Colloquium: March 26th 19

Speaker: Eva Kit Wah Man, Hong Kong Baptist University

Title: Revelations and Limitations of Feminist Philosophy and Comparative Studies

Tuesday, March 26th at 2:30pm CLE A307

Abstract:

This talk starts with personal notes before theoretical discussion, which format confirms my beliefs that the real drive to philosophy and art is better to be concrete, existential, connecting to people, with emotion and they should address to real life issues. This explains my alternative approach in opening this speech with the subject “What Does Comparative Philosophy Mean to a Female Chinese Scholar Like Me?”

The discussion then proceeds to some reflections on Confucian living framework and comparative philosophy. Life experience brings a much better understanding in feminist discourses and their conversations with Confucianism, when I contrasted them from the philosophical level to the social and political levels. Comparative philosophy is also sensible for doing philosophy for it is simply a good strategy to consider a wide range of enduring and respected ideas. In this address, I demonstrate my agreement with the above premises from my study approach to the subject, bodies in China, using Chinese philosophy and feminist reflections as frames of reference.

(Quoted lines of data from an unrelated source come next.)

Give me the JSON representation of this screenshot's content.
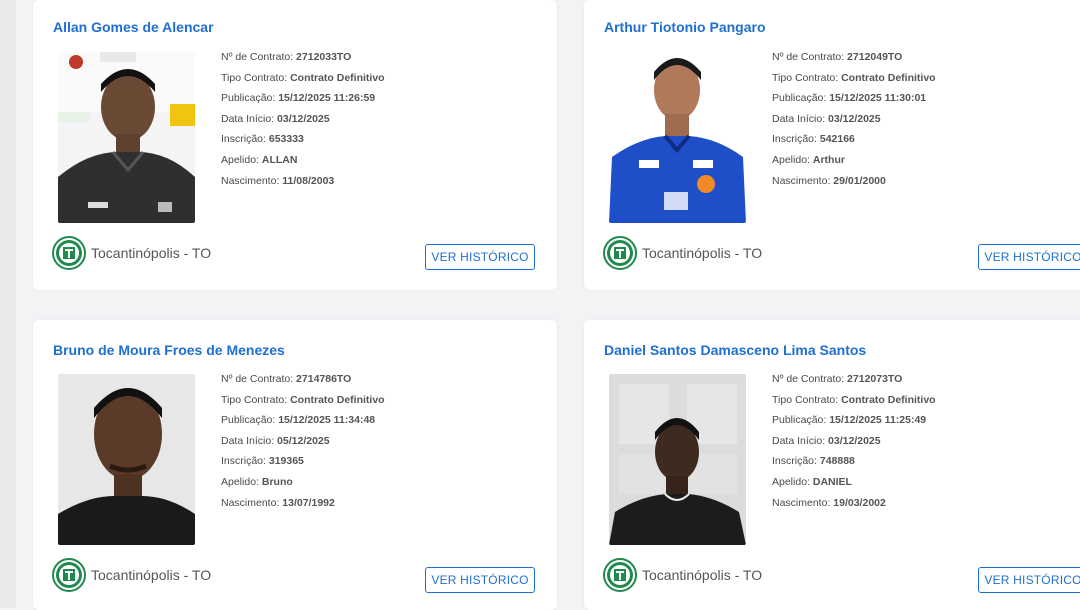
{
  "cards": [
    {
      "name": "Allan Gomes de Alencar",
      "contrato_label": "Nº de Contrato:",
      "contrato": "2712033TO",
      "tipo_label": "Tipo Contrato:",
      "tipo": "Contrato Definitivo",
      "publicacao_label": "Publicação:",
      "publicacao": "15/12/2025 11:26:59",
      "inicio_label": "Data Início:",
      "inicio": "03/12/2025",
      "inscricao_label": "Inscrição:",
      "inscricao": "653333",
      "apelido_label": "Apelido:",
      "apelido": "ALLAN",
      "nascimento_label": "Nascimento:",
      "nascimento": "11/08/2003",
      "club": "Tocantinópolis - TO",
      "button": "VER HISTÓRICO"
    },
    {
      "name": "Arthur Tiotonio Pangaro",
      "contrato_label": "Nº de Contrato:",
      "contrato": "2712049TO",
      "tipo_label": "Tipo Contrato:",
      "tipo": "Contrato Definitivo",
      "publicacao_label": "Publicação:",
      "publicacao": "15/12/2025 11:30:01",
      "inicio_label": "Data Início:",
      "inicio": "03/12/2025",
      "inscricao_label": "Inscrição:",
      "inscricao": "542166",
      "apelido_label": "Apelido:",
      "apelido": "Arthur",
      "nascimento_label": "Nascimento:",
      "nascimento": "29/01/2000",
      "club": "Tocantinópolis - TO",
      "button": "VER HISTÓRICO"
    },
    {
      "name": "Bruno de Moura Froes de Menezes",
      "contrato_label": "Nº de Contrato:",
      "contrato": "2714786TO",
      "tipo_label": "Tipo Contrato:",
      "tipo": "Contrato Definitivo",
      "publicacao_label": "Publicação:",
      "publicacao": "15/12/2025 11:34:48",
      "inicio_label": "Data Início:",
      "inicio": "05/12/2025",
      "inscricao_label": "Inscrição:",
      "inscricao": "319365",
      "apelido_label": "Apelido:",
      "apelido": "Bruno",
      "nascimento_label": "Nascimento:",
      "nascimento": "13/07/1992",
      "club": "Tocantinópolis - TO",
      "button": "VER HISTÓRICO"
    },
    {
      "name": "Daniel Santos Damasceno Lima Santos",
      "contrato_label": "Nº de Contrato:",
      "contrato": "2712073TO",
      "tipo_label": "Tipo Contrato:",
      "tipo": "Contrato Definitivo",
      "publicacao_label": "Publicação:",
      "publicacao": "15/12/2025 11:25:49",
      "inicio_label": "Data Início:",
      "inicio": "03/12/2025",
      "inscricao_label": "Inscrição:",
      "inscricao": "748888",
      "apelido_label": "Apelido:",
      "apelido": "DANIEL",
      "nascimento_label": "Nascimento:",
      "nascimento": "19/03/2002",
      "club": "Tocantinópolis - TO",
      "button": "VER HISTÓRICO"
    }
  ],
  "colors": {
    "link_blue": "#1f6fd1",
    "club_green": "#1f8a4c"
  },
  "icons": {
    "club_logo": "tocantinopolis-crest-icon",
    "photo": "player-photo"
  }
}
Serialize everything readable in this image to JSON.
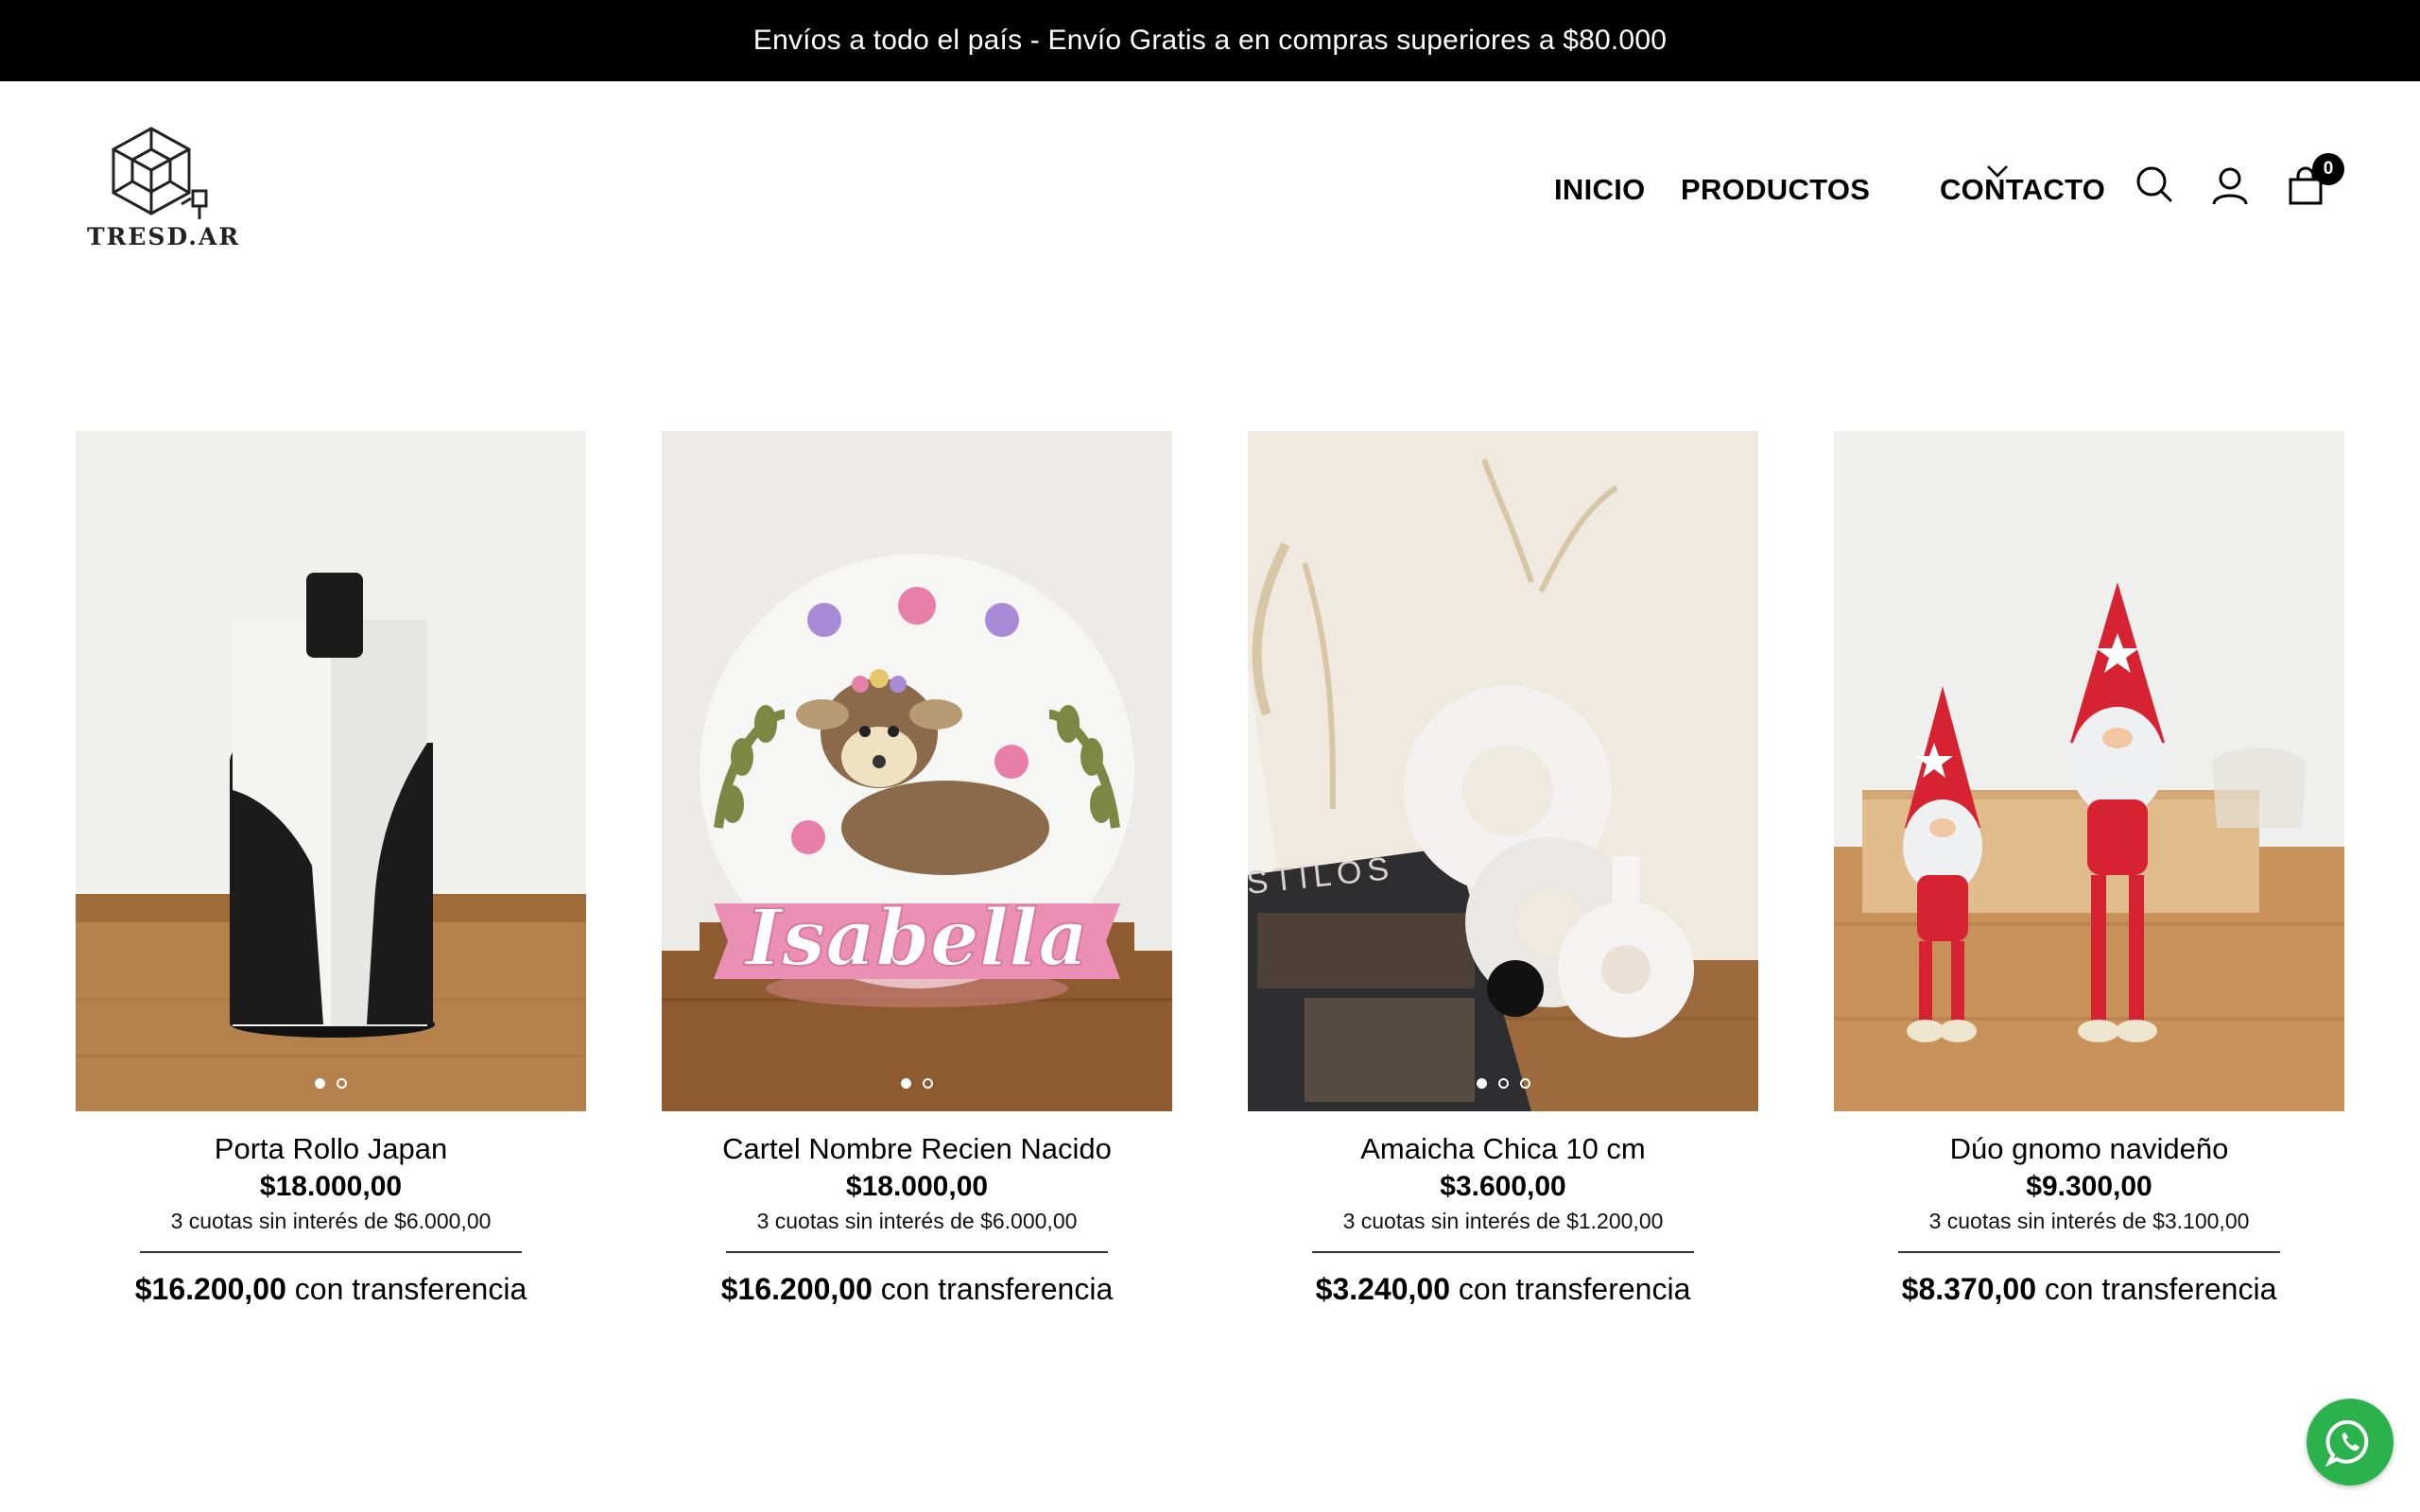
{
  "announcement": "Envíos a todo el país - Envío Gratis a en compras superiores a $80.000",
  "brand": {
    "logo_text": "TRESD.AR"
  },
  "nav": {
    "inicio": "INICIO",
    "productos": "PRODUCTOS",
    "contacto": "CONTACTO"
  },
  "cart": {
    "count": "0"
  },
  "products": [
    {
      "name": "Porta Rollo Japan",
      "price": "$18.000,00",
      "installments": "3 cuotas sin interés de $6.000,00",
      "transfer_price": "$16.200,00",
      "transfer_label": "con transferencia"
    },
    {
      "name": "Cartel Nombre Recien Nacido",
      "price": "$18.000,00",
      "installments": "3 cuotas sin interés de $6.000,00",
      "transfer_price": "$16.200,00",
      "transfer_label": "con transferencia",
      "image_text": "Isabella"
    },
    {
      "name": "Amaicha Chica 10 cm",
      "price": "$3.600,00",
      "installments": "3 cuotas sin interés de $1.200,00",
      "transfer_price": "$3.240,00",
      "transfer_label": "con transferencia",
      "image_text": "STILOS"
    },
    {
      "name": "Dúo gnomo navideño",
      "price": "$9.300,00",
      "installments": "3 cuotas sin interés de $3.100,00",
      "transfer_price": "$8.370,00",
      "transfer_label": "con transferencia"
    }
  ],
  "colors": {
    "topbar": "#000000",
    "whatsapp": "#2bb24c",
    "wood": "#b07a45",
    "wall": "#f1f1ef"
  }
}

The discussion starts from some of the conceptual models that feminist scholars propose, which seek to displace Platonic dualism and emancipate our concepts of the body from Cartesian mechanistic models or metaphors. I explore how the Chinese philosophical ideas offered by Confucians and Daoists may provide an alternative body ontology to the critical practices of feminists. I then share my research on case studies of female aesthetical representations in classical Chinese works such as The Book of Songs and contemporary body art in China. These representations demonstrate an intertwining relationship among the body, sexuality, aesthetics and gendered roles in their social environments. These case studies are also living illustrations of the connections, dynamics and transformations of the homogenous and the heterogenous China.